Werner Amann has been living in Berlin since 1998 – and shoots in locations around the world where he can immerse himself. This enables him to establish a special intimacy to the places and protagonists in his works (landscapes and portraits).There is a constant flux between closeness and distance that oscillates in Amann’s images. His works express his great respect for fleeting encounters and the deep impression they’ve left on him.
- * 1969, lives and works in Berlin
- Residency at the School of Printing, London, 1996
- Diploma Visual Communication, FH Dortmund in, 1997
- Awards: 1st Prize for Americans, Photo Book Festival Kassel, 2010; Art Directors Club Germany, Appreciation for Ads, 2003; Fellowship Villa Aurora, Los Angeles
- Publications: Surf Fiction, White Press, Freiburg, 2014; American, Seltmann und Söhne, Berlin, 2010
”Für immer jung”, Deutsches Historisches Museum, Berlin 2011
“Translatlantische Impulse”, Martin-Gropius-Bau, Berlin 2005
“Form Follows Function”, Fotobiennale, Rotterdam 2000
“With my portraits, I’m in a kind of gray area between closeness and distance.“
You’ve taken photos all over the world.

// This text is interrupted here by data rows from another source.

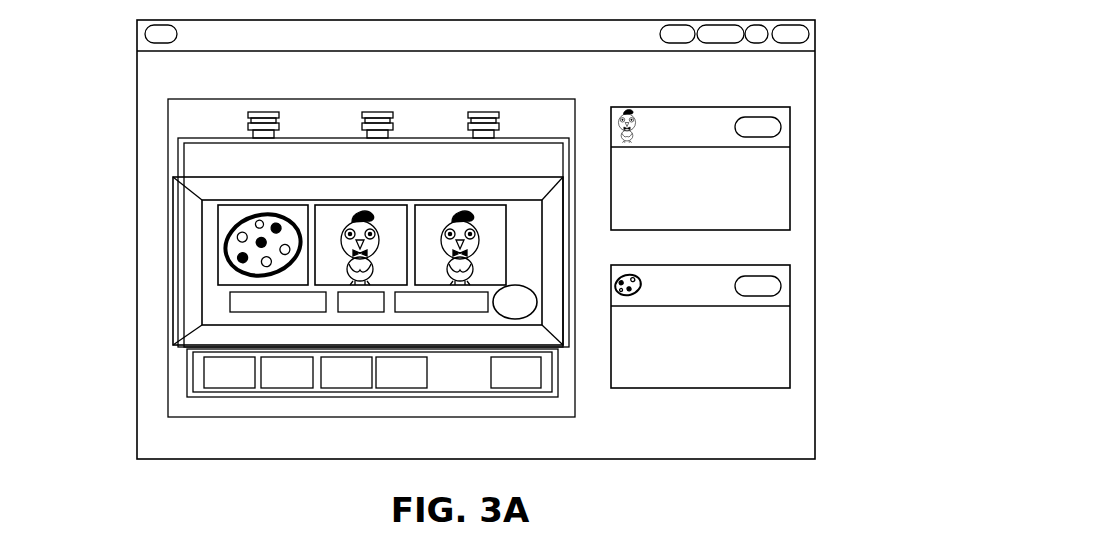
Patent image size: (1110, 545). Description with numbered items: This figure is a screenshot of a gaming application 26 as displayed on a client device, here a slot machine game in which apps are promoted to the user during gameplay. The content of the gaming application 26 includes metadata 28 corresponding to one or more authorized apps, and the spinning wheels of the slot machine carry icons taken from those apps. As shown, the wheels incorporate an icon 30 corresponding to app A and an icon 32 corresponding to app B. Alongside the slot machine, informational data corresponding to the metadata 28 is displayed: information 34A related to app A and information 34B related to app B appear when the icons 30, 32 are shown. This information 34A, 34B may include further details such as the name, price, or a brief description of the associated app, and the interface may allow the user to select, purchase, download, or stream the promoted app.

The gaming application 26 is at (124, 78).
The metadata 28 is at (437, 196).
The icon 30 is at (487, 260).
The icon 32 is at (233, 267).
The information 34A is at (772, 103).
The information 34B is at (772, 262).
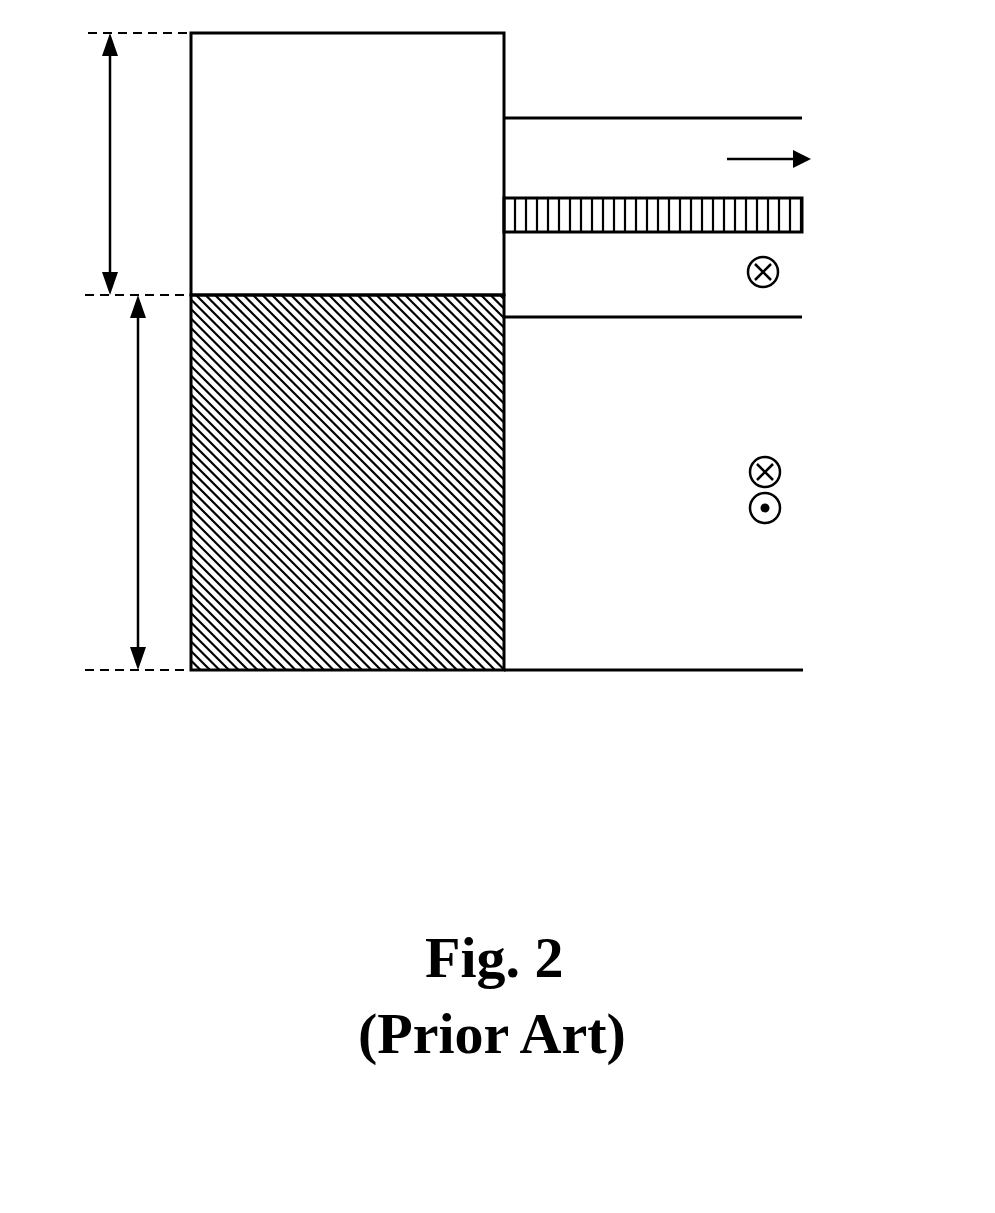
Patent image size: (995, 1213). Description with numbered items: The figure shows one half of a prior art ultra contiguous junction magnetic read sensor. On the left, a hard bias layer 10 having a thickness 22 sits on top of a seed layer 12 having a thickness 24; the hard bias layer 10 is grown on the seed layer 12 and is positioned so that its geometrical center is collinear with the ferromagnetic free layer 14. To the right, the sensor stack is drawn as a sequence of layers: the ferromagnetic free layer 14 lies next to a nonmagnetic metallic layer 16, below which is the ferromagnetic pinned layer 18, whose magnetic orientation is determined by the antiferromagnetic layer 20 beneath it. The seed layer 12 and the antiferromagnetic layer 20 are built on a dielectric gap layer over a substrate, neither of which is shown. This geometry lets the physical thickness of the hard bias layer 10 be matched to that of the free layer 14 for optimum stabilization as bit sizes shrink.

The hard bias layer 10 is at (347, 164).
The seed layer 12 is at (358, 615).
The ferromagnetic free layer 14 is at (657, 145).
The nonmagnetic metallic layer 16 is at (795, 216).
The ferromagnetic pinned layer 18 is at (653, 287).
The antiferromagnetic layer 20 is at (653, 563).
The thickness of hard bias layer 22 is at (108, 168).
The thickness of seed layer 24 is at (137, 463).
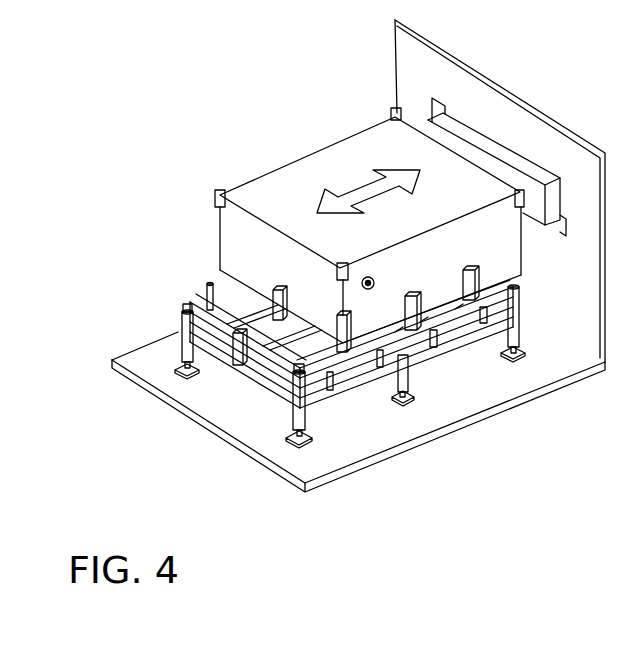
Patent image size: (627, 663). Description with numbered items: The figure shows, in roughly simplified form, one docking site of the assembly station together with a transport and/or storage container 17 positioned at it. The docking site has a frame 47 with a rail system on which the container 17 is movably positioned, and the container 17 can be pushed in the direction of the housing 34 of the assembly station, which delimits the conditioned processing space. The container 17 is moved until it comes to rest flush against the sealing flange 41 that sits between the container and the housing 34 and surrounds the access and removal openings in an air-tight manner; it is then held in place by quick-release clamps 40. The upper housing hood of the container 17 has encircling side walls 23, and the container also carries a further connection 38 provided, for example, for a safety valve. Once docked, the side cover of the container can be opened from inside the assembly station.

The transport and/or storage container 17 is at (329, 293).
The side wall 23 is at (242, 232).
The housing 34 is at (433, 80).
The connection for a safety valve 38 is at (372, 288).
The quick-release clamps 40 is at (272, 273).
The sealing flange 41 is at (490, 146).
The frame 47 is at (357, 417).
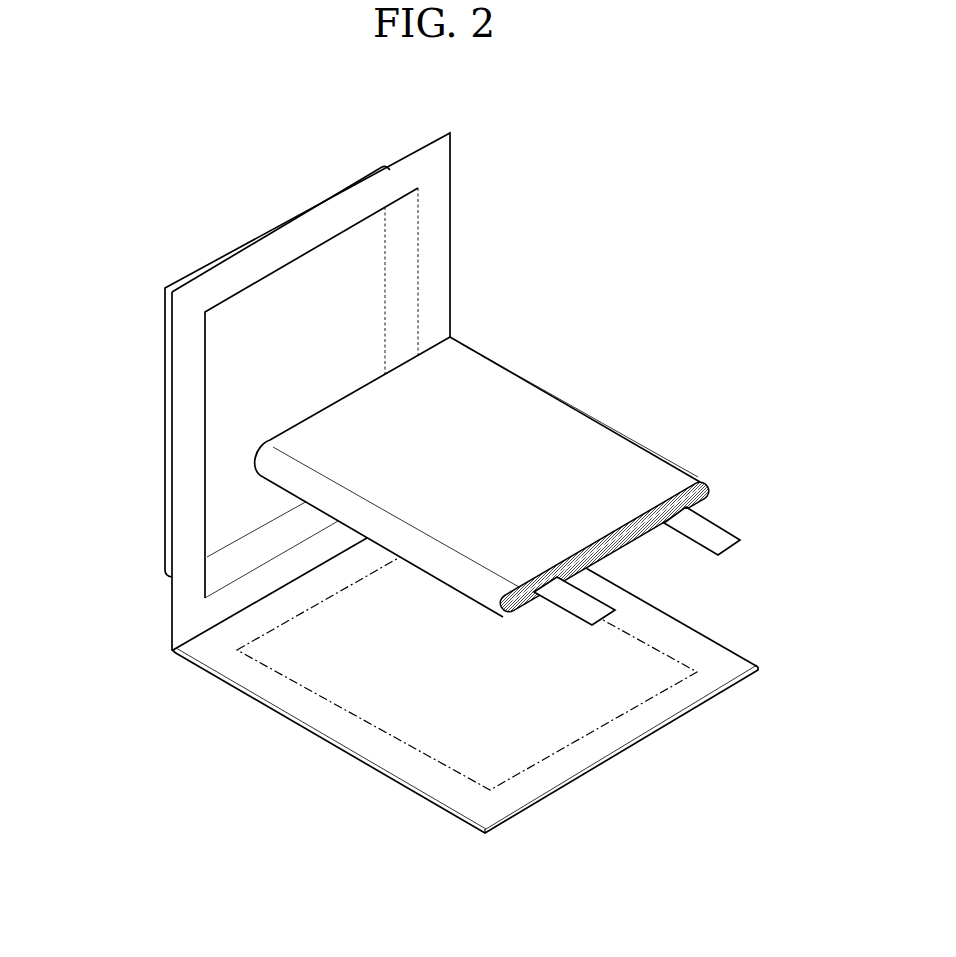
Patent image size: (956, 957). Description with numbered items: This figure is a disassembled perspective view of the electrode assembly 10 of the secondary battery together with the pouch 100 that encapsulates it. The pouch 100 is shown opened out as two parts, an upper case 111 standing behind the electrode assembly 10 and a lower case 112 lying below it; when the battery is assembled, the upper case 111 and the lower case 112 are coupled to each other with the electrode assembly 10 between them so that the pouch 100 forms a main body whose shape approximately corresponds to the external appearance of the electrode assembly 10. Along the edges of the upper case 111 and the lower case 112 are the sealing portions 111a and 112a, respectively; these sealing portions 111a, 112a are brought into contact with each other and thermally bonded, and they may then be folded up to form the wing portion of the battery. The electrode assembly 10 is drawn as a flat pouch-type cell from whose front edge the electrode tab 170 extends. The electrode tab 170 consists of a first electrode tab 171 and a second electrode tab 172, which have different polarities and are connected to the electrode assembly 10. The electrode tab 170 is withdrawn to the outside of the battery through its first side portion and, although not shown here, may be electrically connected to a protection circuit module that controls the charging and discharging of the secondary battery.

The pouch 100 is at (404, 483).
The upper case 111 is at (318, 392).
The sealing portion 111a is at (442, 241).
The lower case 112 is at (466, 661).
The sealing portion 112a is at (342, 730).
The electrode assembly 10 is at (553, 415).
The electrode tab 170 is at (677, 582).
The first electrode tab 171 is at (617, 617).
The second electrode tab 172 is at (727, 553).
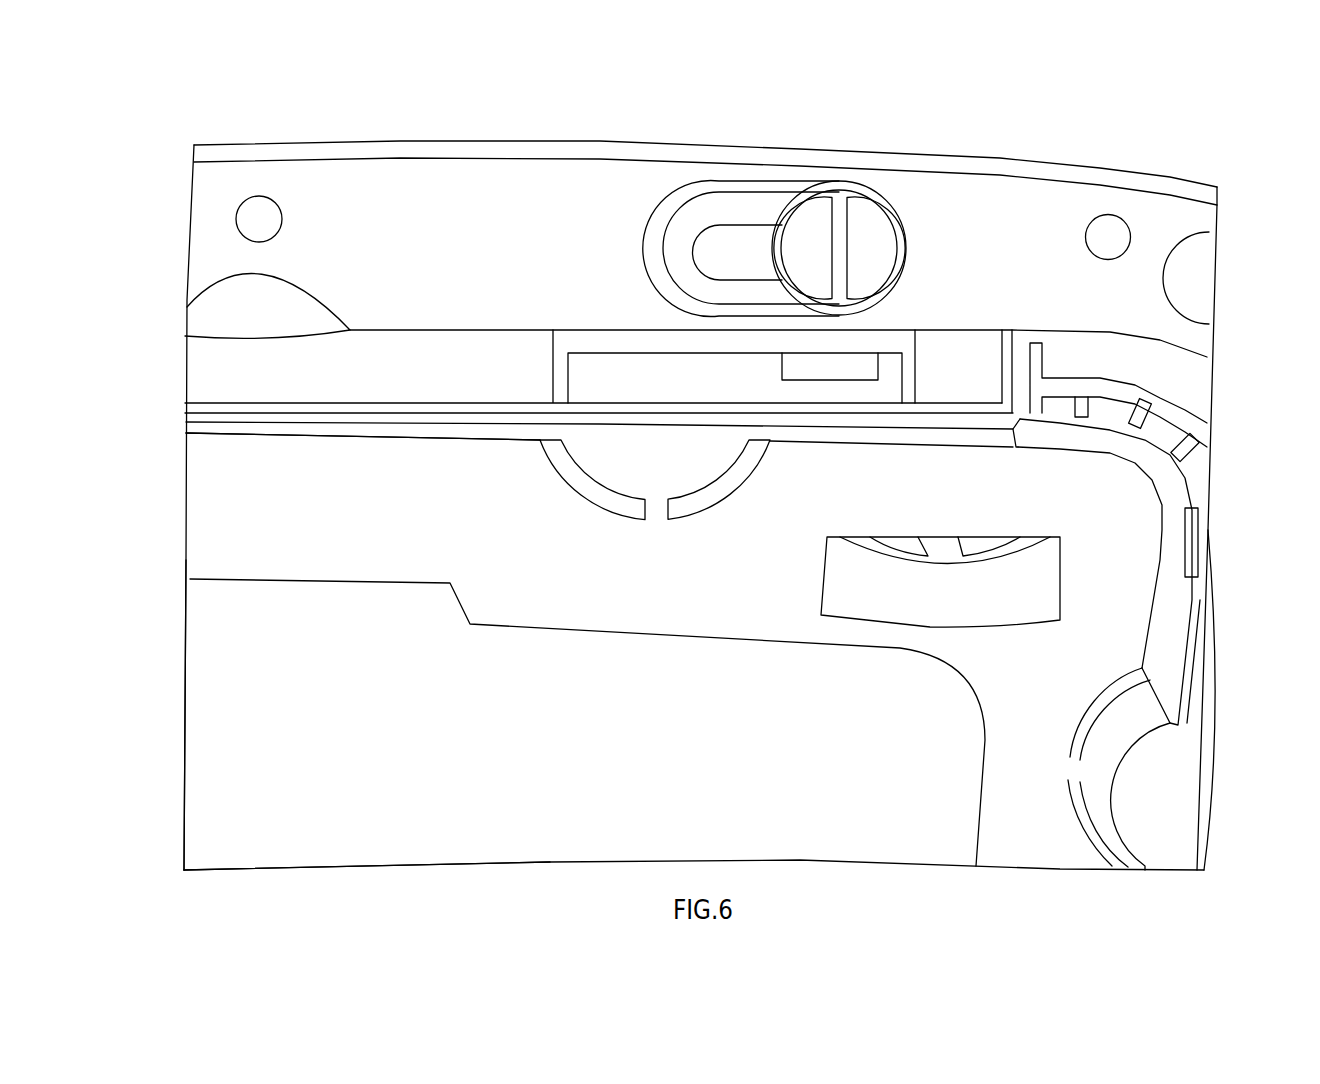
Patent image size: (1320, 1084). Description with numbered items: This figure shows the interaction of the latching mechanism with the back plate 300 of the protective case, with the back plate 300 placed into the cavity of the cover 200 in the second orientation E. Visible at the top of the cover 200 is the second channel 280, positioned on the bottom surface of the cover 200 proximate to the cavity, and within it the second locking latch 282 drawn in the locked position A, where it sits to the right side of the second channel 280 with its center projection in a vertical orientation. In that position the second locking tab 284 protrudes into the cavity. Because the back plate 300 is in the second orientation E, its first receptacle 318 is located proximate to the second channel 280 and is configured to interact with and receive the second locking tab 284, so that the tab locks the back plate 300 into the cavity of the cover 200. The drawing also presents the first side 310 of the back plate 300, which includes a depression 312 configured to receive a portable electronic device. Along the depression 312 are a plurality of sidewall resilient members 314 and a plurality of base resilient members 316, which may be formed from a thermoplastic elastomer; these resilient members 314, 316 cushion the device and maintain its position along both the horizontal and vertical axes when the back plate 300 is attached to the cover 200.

The cover 200 is at (184, 238).
The second channel 280 is at (682, 230).
The second locking latch 282 is at (822, 207).
The second locking tab 284 is at (852, 363).
The first receptacle 318 is at (907, 376).
The sidewall resilient members 314 is at (684, 462).
The base resilient members 316 is at (889, 597).
The back plate 300 is at (284, 823).
The depression 312 is at (387, 808).
The first side 310 is at (448, 823).
The locked position A is at (654, 200).
The second orientation E is at (212, 760).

At what moment do you pick up your camera?
I want to find a space – something like Miami Beach, where I can spend an intensive amount of time concentrating, where I can get sucked into a certain vortex. I’ve also shot in Berlin in the last few years, but leaving for other locations results in a sharpness of perception, and thereby, very dynamic work. I need good tension, something that fascinates and attracts me, but also contains strong contradictions.
You once said that the entire world is turning into Los Angeles. What did you mean?
I experienced Los Angeles of the 90s as a living future fantasy: completely real and mediatized at the same time. The title of my book, Surf Fiction, (the focus is on Los Angeles) plays with the concept of science fiction – that is, placing media culture in a relationship with social reality. Even then, the proximity of the film studios was doing something with people and how they lived and presented themselves.
Why are you interested in Los Angeles as a theme?
The original idea was to observe a city or a metropolitan area like a stage and to consider the meanings of scenes and situations. Discussions about Surf Fiction stressed criticisms of American in my photos about and in Los Angeles. My images also contain something voyeuristic and clichéd. However, it was also important to me that the individual was identifiable. Up to that point, my work was critical of America: a fascination with a tensely loaded place was my starting point, but I consolidated the images in a photo editing session so that the work was open to interpretation in many different directions.
In your images from the series “Techno Nineties” it’s almost like you’re in the middle of a rave, these impressive portraits are anything but classic.
In the portraits, which I photographed day and night, I get close to the people, but I’m in a kind of gray area between closeness and distance. I could have gone even closer, photographed even more emotionally, so that you could smell the sweat, the people. Personally, I really like this middle zone.
Do theoretical approaches help you when you’re shooting?
Before and after: yes. When photographing, it’s more about forgetting everything.